How often is a classroom completely silent? Many teachers would it is a rare occurrence. The idea of silence makes most students uncomfortable, yet it can be a powerful teaching tool. How can this be so? Well, silencing our thoughts opens up opportunities for both reflection and evaluation of life’s challenges. Many of the Eastern systems teach of practicing mindfulness in daily living. While our busy schedules often won’t permit this, those who practice meditation frequently praise the benefits. Although it would be inappropriate to ask our students to meditate, as it may be against their religious beliefs, we can ask them to be silent and alone with their thoughts.
I recently asked my students to engage in a visualization exercise. I learned this technique from a book I read over the summer. The author suggested that before you begin a task with a clear objective in mind, you must first visual how you want the process to end. I asked my students to sit in silence and visualize how they wanted their year to end. I asked them to imagine how their work would look and the comments that each professor would make at their final assessment. Afterwards, I asked them if they felt the experience was positive or negative. If they answered negative, I suggested that they initiate steps to alter their perceptions of the outcome. I concluded by recommending they repeat the exercise several times throughout the year.
I could tell some students felt uncomfortable with closing their eyes and remaining silent, however, others seemed to benefit from the experience.
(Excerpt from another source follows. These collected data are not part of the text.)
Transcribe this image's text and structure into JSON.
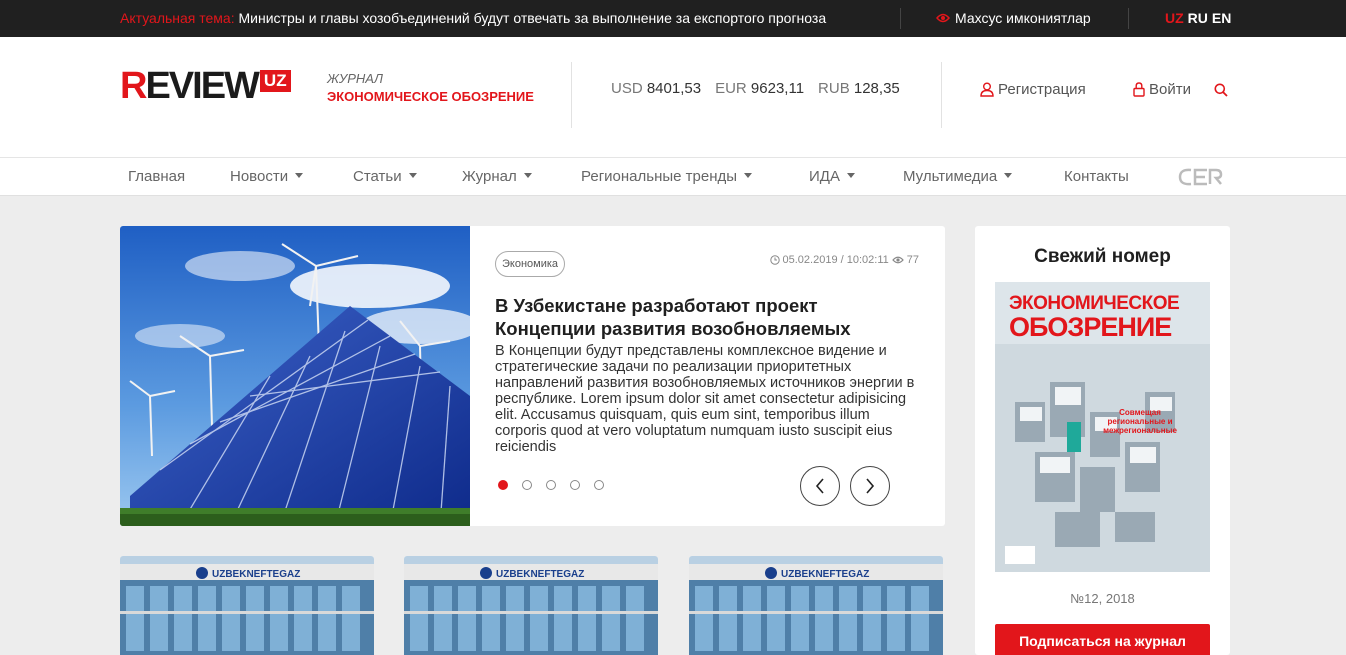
{
  "topbar": {
    "hot_label": "Актуальная тема:",
    "hot_text": "Министры и главы хозобъединений будут отвечать за выполнение за експортого прогноза",
    "special": "Махсус имкониятлар",
    "langs": [
      "UZ",
      "RU",
      "EN"
    ],
    "active_lang": "UZ"
  },
  "header": {
    "logo_word": "EVIEW",
    "logo_first": "R",
    "logo_uz": "UZ",
    "logo_line1": "ЖУРНАЛ",
    "logo_line2": "ЭКОНОМИЧЕСКОЕ ОБОЗРЕНИЕ",
    "rates": [
      {
        "code": "USD",
        "value": "8401,53"
      },
      {
        "code": "EUR",
        "value": "9623,11"
      },
      {
        "code": "RUB",
        "value": "128,35"
      }
    ],
    "register": "Регистрация",
    "login": "Войти"
  },
  "nav": {
    "items": [
      {
        "label": "Главная",
        "dropdown": false
      },
      {
        "label": "Новости",
        "dropdown": true
      },
      {
        "label": "Статьи",
        "dropdown": true
      },
      {
        "label": "Журнал",
        "dropdown": true
      },
      {
        "label": "Региональные тренды",
        "dropdown": true
      },
      {
        "label": "ИДА",
        "dropdown": true
      },
      {
        "label": "Мультимедиа",
        "dropdown": true
      },
      {
        "label": "Контакты",
        "dropdown": false
      }
    ]
  },
  "hero": {
    "tag": "Экономика",
    "date": "05.02.2019 / 10:02:11",
    "views": "77",
    "title": "В Узбекистане разработают проект Концепции развития возобновляемых",
    "text": "В Концепции будут представлены комплексное видение и стратегические задачи по реализации приоритетных направлений развития возобновляемых источников энергии в республике. Lorem ipsum dolor sit amet consectetur adipisicing elit. Accusamus quisquam, quis eum sint, temporibus illum corporis quod at vero voluptatum numquam iusto suscipit eius reiciendis",
    "slide_count": 5,
    "active_slide": 1
  },
  "cards": [
    {
      "sign": "UZBEKNEFTEGAZ"
    },
    {
      "sign": "UZBEKNEFTEGAZ"
    },
    {
      "sign": "UZBEKNEFTEGAZ"
    }
  ],
  "sidebar": {
    "title": "Свежий номер",
    "cover_title1": "ЭКОНОМИЧЕСКОЕ",
    "cover_title2": "ОБОЗРЕНИЕ",
    "cover_sub": "Совмещая региональные и межрегиональные",
    "issue": "№12, 2018",
    "subscribe": "Подписаться на журнал"
  },
  "colors": {
    "accent": "#e2161b",
    "topbar": "#202020",
    "background": "#ededed"
  }
}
It is not easy to become introspective without silence so this type of activity is helpful for students to become more inwardly focused. I have found that young people find internalization a challenge, perhaps because they spend much time focused on external events. I believe it is helpful for young adults to examine their perceptions, attitudes and values to become more whole and balanced individuals. They say silence is golden, so why has it become so rare in our educational system?